It was 1952, and with limited opportunities in Holland, John, and Atty DeGroot and their six kids boarded a ship for Canada. Within a few years of arriving, John landed his first “real” job at Dow doing janitorial work. “For my dad, working at Dow was not terribly rewarding. Too often he was asked to clean windows that didn’t need cleaning. My dad kept the windows so clean that a visiting executive once walked right through a pane of glass,” explains John DeGroot Jr.
It wasn’t long after taking on the job at Dow that John and Atty moved to a small home on Carr St., with a backyard large enough to grow flowers. The couple started growing gladiolus that they sold door to door and at a roadside stand before eventually selling to Dominion Food Stores at Northgate. It didn’t take long for John Sr. to leave Dow and pursue growing fulltime.
In 1957, the year John Jr. was born, the family moved to a large property at the corner of Exmouth Street and Indian Road, where No Frills Plaza now sits. At the larger property, the business expanded to include trees and shrubs along with pots, tools, and gardening supplies. Like many family businesses, the eleven DeGroot children were all involved from the beginning.
In time, after John Jr. went to Michigan State University and Art DeGroot returned from a European adventure, the two brothers took over the business.
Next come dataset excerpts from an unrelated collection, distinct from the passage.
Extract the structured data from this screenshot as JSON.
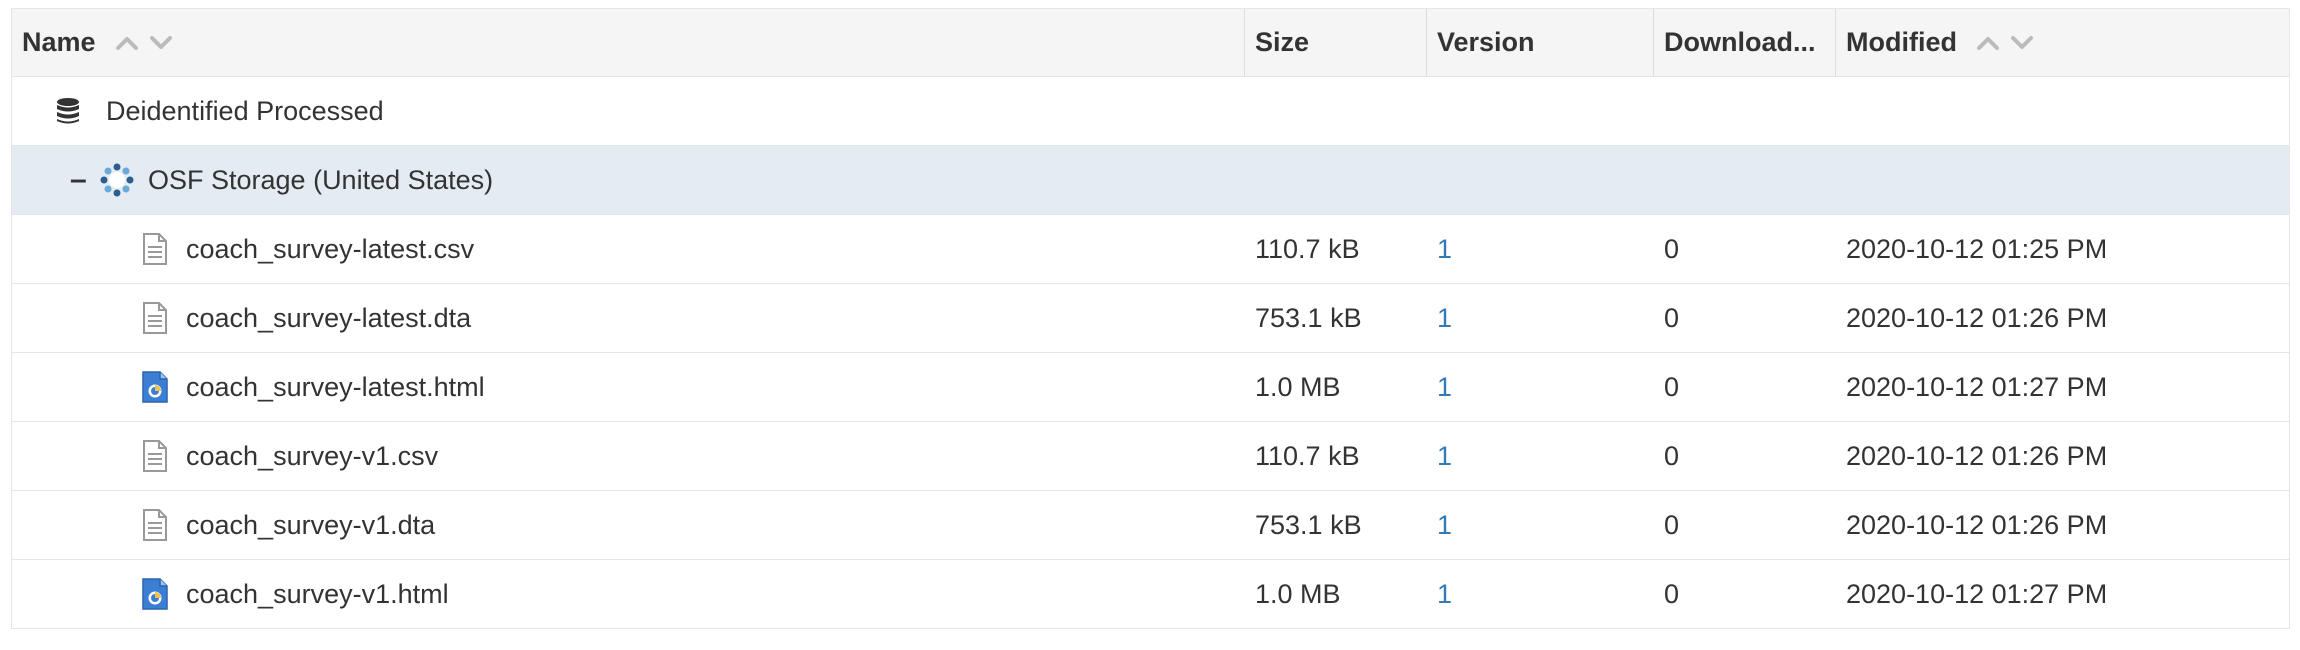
{
  "headers": {
    "name": "Name",
    "size": "Size",
    "version": "Version",
    "downloads": "Download...",
    "modified": "Modified"
  },
  "project": {
    "label": "Deidentified Processed",
    "icon": "database-icon"
  },
  "storage": {
    "label": "OSF Storage (United States)",
    "icon": "osf-storage-icon",
    "toggle": "–"
  },
  "files": [
    {
      "name": "coach_survey-latest.csv",
      "size": "110.7 kB",
      "version": "1",
      "downloads": "0",
      "modified": "2020-10-12 01:25 PM",
      "icon": "text-file-icon"
    },
    {
      "name": "coach_survey-latest.dta",
      "size": "753.1 kB",
      "version": "1",
      "downloads": "0",
      "modified": "2020-10-12 01:26 PM",
      "icon": "text-file-icon"
    },
    {
      "name": "coach_survey-latest.html",
      "size": "1.0 MB",
      "version": "1",
      "downloads": "0",
      "modified": "2020-10-12 01:27 PM",
      "icon": "html-file-icon"
    },
    {
      "name": "coach_survey-v1.csv",
      "size": "110.7 kB",
      "version": "1",
      "downloads": "0",
      "modified": "2020-10-12 01:26 PM",
      "icon": "text-file-icon"
    },
    {
      "name": "coach_survey-v1.dta",
      "size": "753.1 kB",
      "version": "1",
      "downloads": "0",
      "modified": "2020-10-12 01:26 PM",
      "icon": "text-file-icon"
    },
    {
      "name": "coach_survey-v1.html",
      "size": "1.0 MB",
      "version": "1",
      "downloads": "0",
      "modified": "2020-10-12 01:27 PM",
      "icon": "html-file-icon"
    }
  ],
  "colors": {
    "header_bg": "#f5f5f5",
    "selected_row_bg": "#e4ebf3",
    "link": "#337ab7"
  }
}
In 1981 the operation moved to its current location at 1840 London Line. A major renovation/ expansion took place in 2005 and another expansion began in 2022. “Our current expansion necessitated the removal of the Garden Tea House which was hard hit by Covid. We’re making way for a larger store, more greenhouse space, and an expanded tree and shrub offering,” John Jr. explains. Another expansion is also in the works for the rapidly growing landscape department, which now makes up about 50% of sales.
In addition to its greenhouse and landscape offering, DeGroot’s has also become a local event centre. “In 2005, I approached St. Joseph’s Hospice with the idea of using the greenhouse space for a fundraiser in the fall after many of the plants were tucked away for winter. That first Dancing Under the Stars gala drew 600 guests and raised $39,000 for Hospice,” John Jr. shares. In recent years, Lambton County Developmental Services were invited to put on Fusion, an annual food and wine festival. Other events include the Chamber of Commerce Showcase, a craft and vendor sale, and the Pigeon and Poultry Show.
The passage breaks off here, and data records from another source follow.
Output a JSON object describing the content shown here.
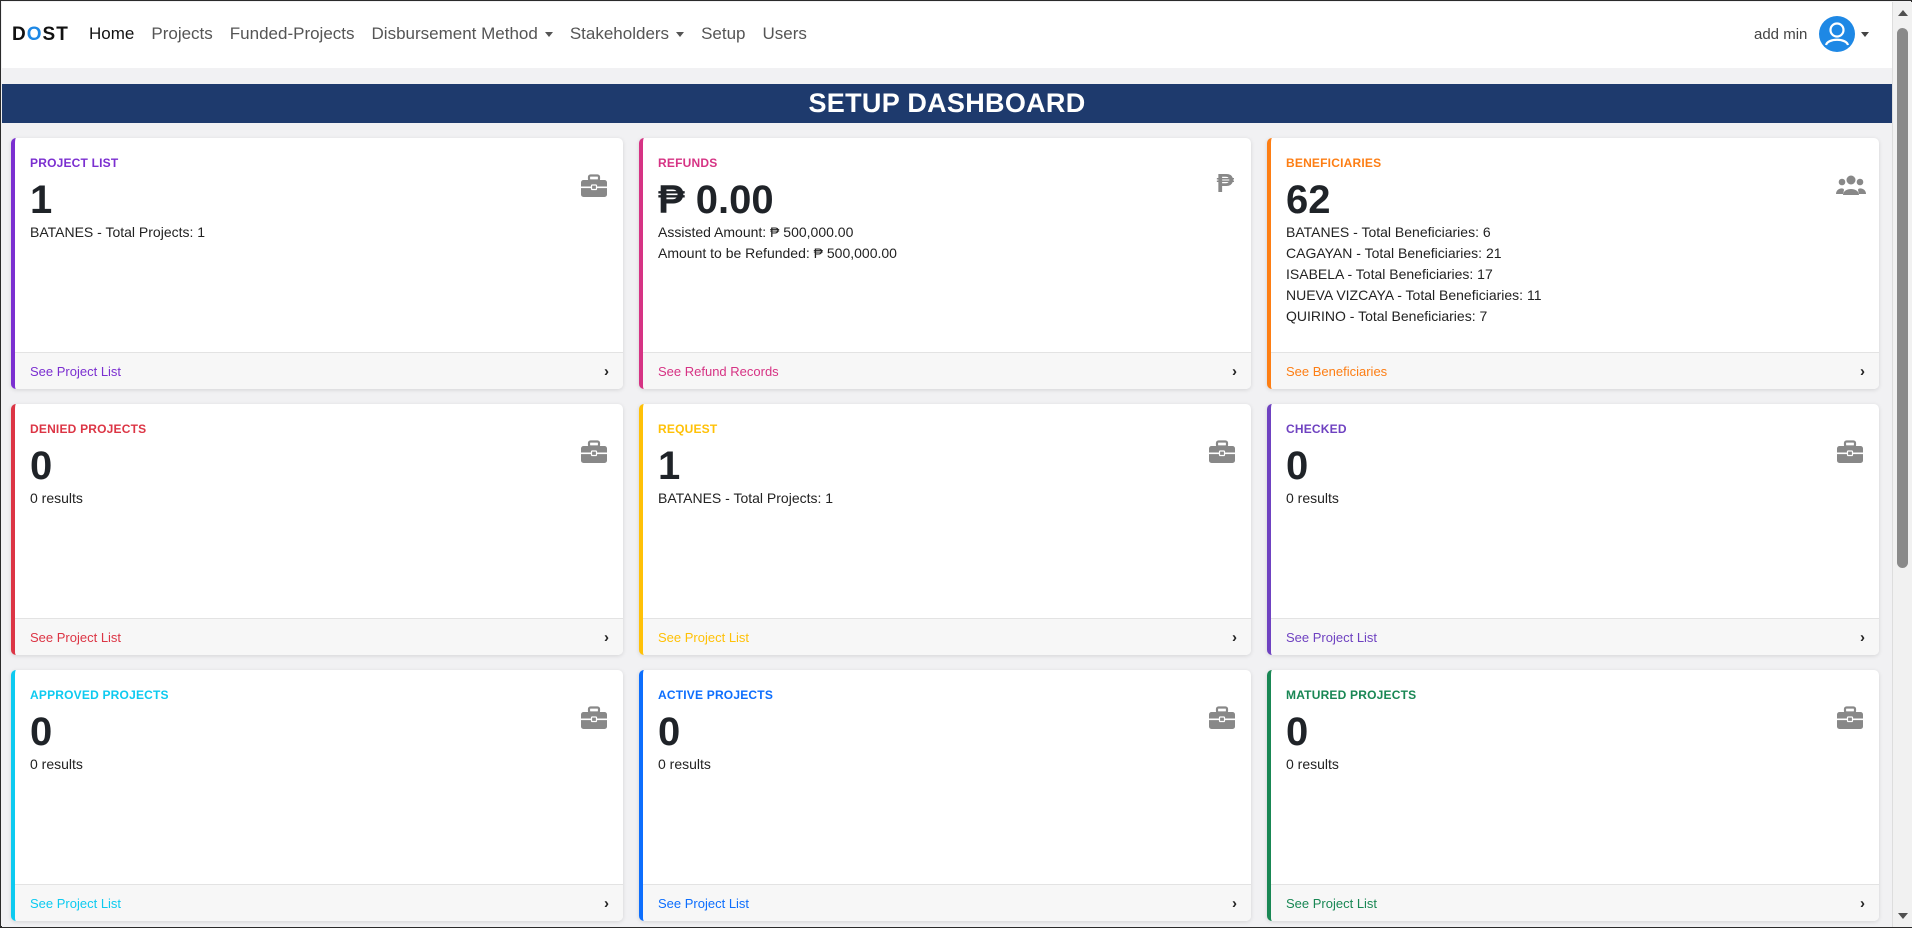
{
  "brand": {
    "d": "D",
    "o": "O",
    "st": "ST"
  },
  "nav": [
    {
      "label": "Home",
      "active": true,
      "dropdown": false
    },
    {
      "label": "Projects",
      "active": false,
      "dropdown": false
    },
    {
      "label": "Funded-Projects",
      "active": false,
      "dropdown": false
    },
    {
      "label": "Disbursement Method",
      "active": false,
      "dropdown": true
    },
    {
      "label": "Stakeholders",
      "active": false,
      "dropdown": true
    },
    {
      "label": "Setup",
      "active": false,
      "dropdown": false
    },
    {
      "label": "Users",
      "active": false,
      "dropdown": false
    }
  ],
  "user": {
    "name": "add min",
    "avatar_icon": "user-circle-icon"
  },
  "banner": {
    "title": "SETUP DASHBOARD"
  },
  "cards": [
    {
      "key": "project-list",
      "title": "PROJECT LIST",
      "value": "1",
      "color": "#7b2fd0",
      "icon": "briefcase-icon",
      "lines": [
        "BATANES - Total Projects: 1"
      ],
      "footer": "See Project List"
    },
    {
      "key": "refunds",
      "title": "REFUNDS",
      "value": "₱ 0.00",
      "color": "#d63384",
      "icon": "peso-icon",
      "lines": [
        "Assisted Amount: ₱ 500,000.00",
        "Amount to be Refunded: ₱ 500,000.00"
      ],
      "footer": "See Refund Records"
    },
    {
      "key": "beneficiaries",
      "title": "BENEFICIARIES",
      "value": "62",
      "color": "#fd7e14",
      "icon": "users-icon",
      "lines": [
        "BATANES - Total Beneficiaries: 6",
        "CAGAYAN - Total Beneficiaries: 21",
        "ISABELA - Total Beneficiaries: 17",
        "NUEVA VIZCAYA - Total Beneficiaries: 11",
        "QUIRINO - Total Beneficiaries: 7"
      ],
      "footer": "See Beneficiaries"
    },
    {
      "key": "denied-projects",
      "title": "DENIED PROJECTS",
      "value": "0",
      "color": "#dc3545",
      "icon": "briefcase-icon",
      "lines": [
        "0 results"
      ],
      "footer": "See Project List"
    },
    {
      "key": "request",
      "title": "REQUEST",
      "value": "1",
      "color": "#ffc107",
      "icon": "briefcase-icon",
      "lines": [
        "BATANES - Total Projects: 1"
      ],
      "footer": "See Project List"
    },
    {
      "key": "checked",
      "title": "CHECKED",
      "value": "0",
      "color": "#6f42c1",
      "icon": "briefcase-icon",
      "lines": [
        "0 results"
      ],
      "footer": "See Project List"
    },
    {
      "key": "approved-projects",
      "title": "APPROVED PROJECTS",
      "value": "0",
      "color": "#0dcaf0",
      "icon": "briefcase-icon",
      "lines": [
        "0 results"
      ],
      "footer": "See Project List"
    },
    {
      "key": "active-projects",
      "title": "ACTIVE PROJECTS",
      "value": "0",
      "color": "#0d6efd",
      "icon": "briefcase-icon",
      "lines": [
        "0 results"
      ],
      "footer": "See Project List"
    },
    {
      "key": "matured-projects",
      "title": "MATURED PROJECTS",
      "value": "0",
      "color": "#198754",
      "icon": "briefcase-icon",
      "lines": [
        "0 results"
      ],
      "footer": "See Project List"
    }
  ]
}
Giving is a key part of DeGroot’s business model. “Our livelihood depends on the community, so it only makes sense the community depends on us. Events bring and hold people together, which is as important as supporting worthwhile causes,” says John Jr. “I’m not big on golf and I don’t like watching sports on TV, which frees up a lot of time to be a Rotarian and to serve on several local boards. I am now working with a small group to develop supportive affordable housing. I want to do what I can to make Sarnia-Lambton a great place to live.”